This week, the International Olympic Committee decided to remove wrestling from the 2020 Summer Games. This surprise decision has rightly received a great deal of criticism in the days following the announcement. This is a real sport, with real athletes, and it’s been a part of the Olympics pretty much since guys with togas came up with the thing. Sure, the sport has become a victim of athletic department budget cuts at American universities, but the sport still has many supporters here as well as in Asia and Eastern Europe.
All of those are good reasons the sport should have survived in the Olympics, but there is an even better reason:
Have you seen the “sports” that are in the Olympics lately?
While technically physical activities, most Olympic Events are the dumbest combinations of movements and rules the world has ever thrown together. Just by making some sense and being difficult, wrestling is way better than most of the events that didn’t get cut.
So, if the IOC needs to drop an event, I’ll give them a hand. Here are a few of the many that they should drop (or should not be considering) to replace wrestling.
Karate (potential addition), Judo, Wushu (potential addition), Taekwondo – I like combat sports as much as the next guy, but how many different styles of kicking a guy in the face do we need? Can’t we just make it MMA and call it a day?
While I’m at it, they should throw boxing into my new MMA event. Olympic boxing brings about as much interest to the sport as Mike Tyson’s cameo in Hangover 2. In Olympic boxing, the fighters wear protective headgear, and they get time to recover after a big hit. So, big hits and knockouts – the things causal fans actually care about – are not a part of Olympic boxing. It’s like a sword fight without swords. What’s the point? Oh, and while I’m on the subject…

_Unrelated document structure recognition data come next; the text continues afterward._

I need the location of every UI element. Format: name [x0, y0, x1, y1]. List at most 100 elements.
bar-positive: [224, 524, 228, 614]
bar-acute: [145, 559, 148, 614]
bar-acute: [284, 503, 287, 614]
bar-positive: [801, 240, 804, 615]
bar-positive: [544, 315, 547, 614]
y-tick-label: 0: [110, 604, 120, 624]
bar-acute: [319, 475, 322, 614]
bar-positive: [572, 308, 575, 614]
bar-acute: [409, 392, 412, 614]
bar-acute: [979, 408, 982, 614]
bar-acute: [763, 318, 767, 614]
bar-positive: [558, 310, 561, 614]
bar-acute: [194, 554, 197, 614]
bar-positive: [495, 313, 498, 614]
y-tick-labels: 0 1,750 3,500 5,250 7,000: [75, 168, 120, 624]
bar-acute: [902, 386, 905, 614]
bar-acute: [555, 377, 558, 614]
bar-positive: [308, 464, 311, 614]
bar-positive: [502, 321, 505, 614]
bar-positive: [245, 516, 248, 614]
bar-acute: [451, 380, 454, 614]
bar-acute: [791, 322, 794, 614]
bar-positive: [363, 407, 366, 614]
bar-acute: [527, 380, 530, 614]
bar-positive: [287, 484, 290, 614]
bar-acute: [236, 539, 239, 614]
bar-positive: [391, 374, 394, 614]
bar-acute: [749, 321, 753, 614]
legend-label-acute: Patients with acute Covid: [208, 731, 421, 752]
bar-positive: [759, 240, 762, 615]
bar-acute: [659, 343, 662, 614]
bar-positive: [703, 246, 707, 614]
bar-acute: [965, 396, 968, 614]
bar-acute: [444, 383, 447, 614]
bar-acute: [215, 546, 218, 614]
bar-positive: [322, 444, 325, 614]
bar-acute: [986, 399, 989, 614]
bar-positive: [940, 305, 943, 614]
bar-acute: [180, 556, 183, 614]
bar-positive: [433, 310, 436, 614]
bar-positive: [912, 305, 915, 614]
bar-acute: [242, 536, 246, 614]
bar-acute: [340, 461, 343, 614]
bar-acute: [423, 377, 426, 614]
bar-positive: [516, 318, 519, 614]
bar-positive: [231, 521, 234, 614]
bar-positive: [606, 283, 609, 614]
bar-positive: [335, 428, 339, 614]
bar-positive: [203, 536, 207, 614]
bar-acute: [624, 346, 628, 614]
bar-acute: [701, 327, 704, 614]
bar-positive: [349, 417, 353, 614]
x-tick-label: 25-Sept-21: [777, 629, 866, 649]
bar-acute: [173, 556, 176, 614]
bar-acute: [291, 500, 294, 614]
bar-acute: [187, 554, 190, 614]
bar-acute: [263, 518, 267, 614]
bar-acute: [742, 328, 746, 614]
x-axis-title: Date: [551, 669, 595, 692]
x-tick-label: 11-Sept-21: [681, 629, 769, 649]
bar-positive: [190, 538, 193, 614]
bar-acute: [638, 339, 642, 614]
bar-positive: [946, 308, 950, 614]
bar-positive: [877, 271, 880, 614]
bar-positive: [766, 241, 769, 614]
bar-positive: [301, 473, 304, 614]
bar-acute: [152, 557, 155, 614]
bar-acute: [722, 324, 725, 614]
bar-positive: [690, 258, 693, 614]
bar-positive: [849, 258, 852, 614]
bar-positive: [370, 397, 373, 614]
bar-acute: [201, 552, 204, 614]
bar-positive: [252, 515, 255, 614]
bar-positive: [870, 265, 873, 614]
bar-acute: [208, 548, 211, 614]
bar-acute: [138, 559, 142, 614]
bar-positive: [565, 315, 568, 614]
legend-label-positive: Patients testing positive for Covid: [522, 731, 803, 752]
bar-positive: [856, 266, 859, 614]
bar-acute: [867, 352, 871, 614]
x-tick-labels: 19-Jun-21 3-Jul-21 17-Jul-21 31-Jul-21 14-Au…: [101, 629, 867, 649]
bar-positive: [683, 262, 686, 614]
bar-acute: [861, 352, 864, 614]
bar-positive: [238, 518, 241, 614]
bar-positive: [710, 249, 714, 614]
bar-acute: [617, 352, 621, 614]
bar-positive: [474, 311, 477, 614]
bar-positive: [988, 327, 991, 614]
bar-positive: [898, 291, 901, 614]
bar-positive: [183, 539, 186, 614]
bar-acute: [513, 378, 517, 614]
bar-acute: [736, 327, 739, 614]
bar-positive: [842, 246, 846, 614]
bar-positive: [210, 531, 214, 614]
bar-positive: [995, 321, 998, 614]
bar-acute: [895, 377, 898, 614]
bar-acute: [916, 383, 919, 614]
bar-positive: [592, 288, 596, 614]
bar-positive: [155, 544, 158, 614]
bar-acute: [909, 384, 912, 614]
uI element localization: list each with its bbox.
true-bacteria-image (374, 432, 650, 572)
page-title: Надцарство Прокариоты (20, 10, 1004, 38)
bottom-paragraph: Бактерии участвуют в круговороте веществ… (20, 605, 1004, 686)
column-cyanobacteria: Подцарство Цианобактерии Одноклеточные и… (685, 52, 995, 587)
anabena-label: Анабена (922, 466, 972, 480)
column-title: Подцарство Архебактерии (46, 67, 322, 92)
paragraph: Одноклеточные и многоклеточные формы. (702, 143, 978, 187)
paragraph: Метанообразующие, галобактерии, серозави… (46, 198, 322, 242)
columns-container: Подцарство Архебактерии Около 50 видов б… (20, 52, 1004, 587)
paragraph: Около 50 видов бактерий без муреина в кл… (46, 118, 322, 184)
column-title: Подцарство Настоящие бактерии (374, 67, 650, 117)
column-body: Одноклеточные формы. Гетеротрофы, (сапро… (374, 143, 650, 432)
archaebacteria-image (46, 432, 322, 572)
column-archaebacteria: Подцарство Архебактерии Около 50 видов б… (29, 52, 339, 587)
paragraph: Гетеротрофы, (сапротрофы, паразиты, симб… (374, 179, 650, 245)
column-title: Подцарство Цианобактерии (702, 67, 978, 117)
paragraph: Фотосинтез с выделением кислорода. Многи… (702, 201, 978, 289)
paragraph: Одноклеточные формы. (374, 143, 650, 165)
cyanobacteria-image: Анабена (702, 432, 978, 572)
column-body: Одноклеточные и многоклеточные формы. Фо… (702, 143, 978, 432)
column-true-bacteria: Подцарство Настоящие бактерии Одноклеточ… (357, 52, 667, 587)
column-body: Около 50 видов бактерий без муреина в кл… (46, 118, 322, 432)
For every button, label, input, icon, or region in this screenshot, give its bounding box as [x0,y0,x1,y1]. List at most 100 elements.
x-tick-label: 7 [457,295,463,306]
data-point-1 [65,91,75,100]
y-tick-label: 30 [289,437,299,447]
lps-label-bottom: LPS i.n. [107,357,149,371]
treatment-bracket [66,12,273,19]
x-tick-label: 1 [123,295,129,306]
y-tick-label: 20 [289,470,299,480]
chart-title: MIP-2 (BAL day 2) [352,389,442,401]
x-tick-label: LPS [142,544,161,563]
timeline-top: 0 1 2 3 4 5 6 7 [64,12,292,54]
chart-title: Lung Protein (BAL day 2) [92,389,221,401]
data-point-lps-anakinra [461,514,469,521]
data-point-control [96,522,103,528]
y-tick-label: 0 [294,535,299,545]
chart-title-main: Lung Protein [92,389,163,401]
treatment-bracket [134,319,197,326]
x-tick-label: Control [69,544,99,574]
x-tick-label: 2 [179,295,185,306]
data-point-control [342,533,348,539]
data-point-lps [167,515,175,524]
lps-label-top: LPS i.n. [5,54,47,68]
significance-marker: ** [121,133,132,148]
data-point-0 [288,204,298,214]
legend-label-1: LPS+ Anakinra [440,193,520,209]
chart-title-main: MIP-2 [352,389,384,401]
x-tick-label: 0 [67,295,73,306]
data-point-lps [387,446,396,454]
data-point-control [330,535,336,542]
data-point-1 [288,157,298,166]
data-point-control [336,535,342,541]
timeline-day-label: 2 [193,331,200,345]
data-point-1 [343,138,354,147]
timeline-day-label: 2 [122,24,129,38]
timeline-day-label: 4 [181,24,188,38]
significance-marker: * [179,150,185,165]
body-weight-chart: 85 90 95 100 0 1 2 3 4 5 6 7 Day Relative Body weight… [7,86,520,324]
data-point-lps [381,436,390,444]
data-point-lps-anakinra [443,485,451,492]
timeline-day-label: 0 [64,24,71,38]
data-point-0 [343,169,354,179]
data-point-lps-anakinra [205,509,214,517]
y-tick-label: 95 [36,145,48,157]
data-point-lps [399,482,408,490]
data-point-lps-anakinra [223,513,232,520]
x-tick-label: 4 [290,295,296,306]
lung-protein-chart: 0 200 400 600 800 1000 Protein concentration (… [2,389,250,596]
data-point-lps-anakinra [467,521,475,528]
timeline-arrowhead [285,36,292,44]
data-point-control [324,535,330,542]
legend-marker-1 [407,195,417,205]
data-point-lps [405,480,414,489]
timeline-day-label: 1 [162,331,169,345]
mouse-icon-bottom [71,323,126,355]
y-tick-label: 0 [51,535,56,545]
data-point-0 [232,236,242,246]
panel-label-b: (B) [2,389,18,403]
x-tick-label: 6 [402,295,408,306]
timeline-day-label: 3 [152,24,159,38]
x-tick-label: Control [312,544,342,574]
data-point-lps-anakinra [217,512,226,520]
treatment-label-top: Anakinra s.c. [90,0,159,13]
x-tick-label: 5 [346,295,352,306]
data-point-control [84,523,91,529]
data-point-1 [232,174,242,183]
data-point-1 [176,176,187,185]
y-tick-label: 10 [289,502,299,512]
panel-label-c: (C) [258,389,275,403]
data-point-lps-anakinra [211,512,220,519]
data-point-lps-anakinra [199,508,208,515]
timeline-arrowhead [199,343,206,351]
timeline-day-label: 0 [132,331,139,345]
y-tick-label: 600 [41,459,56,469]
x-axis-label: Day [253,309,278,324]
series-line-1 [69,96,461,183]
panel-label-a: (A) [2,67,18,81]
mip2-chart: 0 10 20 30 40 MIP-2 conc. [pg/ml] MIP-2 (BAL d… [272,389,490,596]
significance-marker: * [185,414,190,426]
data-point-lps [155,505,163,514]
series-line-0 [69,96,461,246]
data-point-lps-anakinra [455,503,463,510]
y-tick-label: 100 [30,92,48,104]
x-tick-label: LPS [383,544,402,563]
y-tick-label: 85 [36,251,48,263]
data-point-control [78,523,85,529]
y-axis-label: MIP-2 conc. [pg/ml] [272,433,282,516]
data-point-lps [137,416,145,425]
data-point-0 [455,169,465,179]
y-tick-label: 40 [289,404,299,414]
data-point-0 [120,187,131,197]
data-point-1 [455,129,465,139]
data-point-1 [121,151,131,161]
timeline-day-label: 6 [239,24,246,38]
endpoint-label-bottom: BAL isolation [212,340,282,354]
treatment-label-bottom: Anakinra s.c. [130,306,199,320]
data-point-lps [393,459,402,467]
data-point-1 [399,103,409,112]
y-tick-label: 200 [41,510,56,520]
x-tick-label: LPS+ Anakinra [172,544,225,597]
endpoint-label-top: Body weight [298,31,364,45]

Fencing – There was a time when fencing was a really cool and useful skill. Then, the Chinese figured out gunpowder and it sort of became stupid. Also – not that I’m a proponent of people needlessly injuring themselves for sport, but – since the whole point of sword fighting is to stab other people, it would be much more exciting if there was a chance someone could lose a limb. If they ditch the padding it can stay, if not, fencing has to go.
Race Walking – Do I really need to explain this one?
Team Handball – Yes, this sport looks awesome to play, but it also looks more like something I invented with my friends in our freshman dorm than something that can earn me a gold medal. Cool game, but just not a sport.
Modern Pentathlon – This is truly the most ludicrous event in the Games. Participants shoot guns, swim, sword fight, ride a horse, and then run. Somehow, all of these things are added up and someone becomes a winner. Makes sense, right? And did you notice that all of those things are already Olympic Events? This is basically an event for people that weren’t good enough to make the Games in a single event, but are kind of good at a few of them. Keep in mind, three of the five aren’t even popular sports on their own, so put together, they must be pure joy to behold. This “sport” is stupid and pointless, let’s put it out of its misery.
I could go on for hours, but you get the point. The Olympics are overwhelmed with pointless, unpopular events, and wrestling is far from the worst offender. The IOC should probably change their decision and go back to focusing their attention on important things, like how they are going to get viewers back now that they’ve eliminated the bikinis from beach volleyball.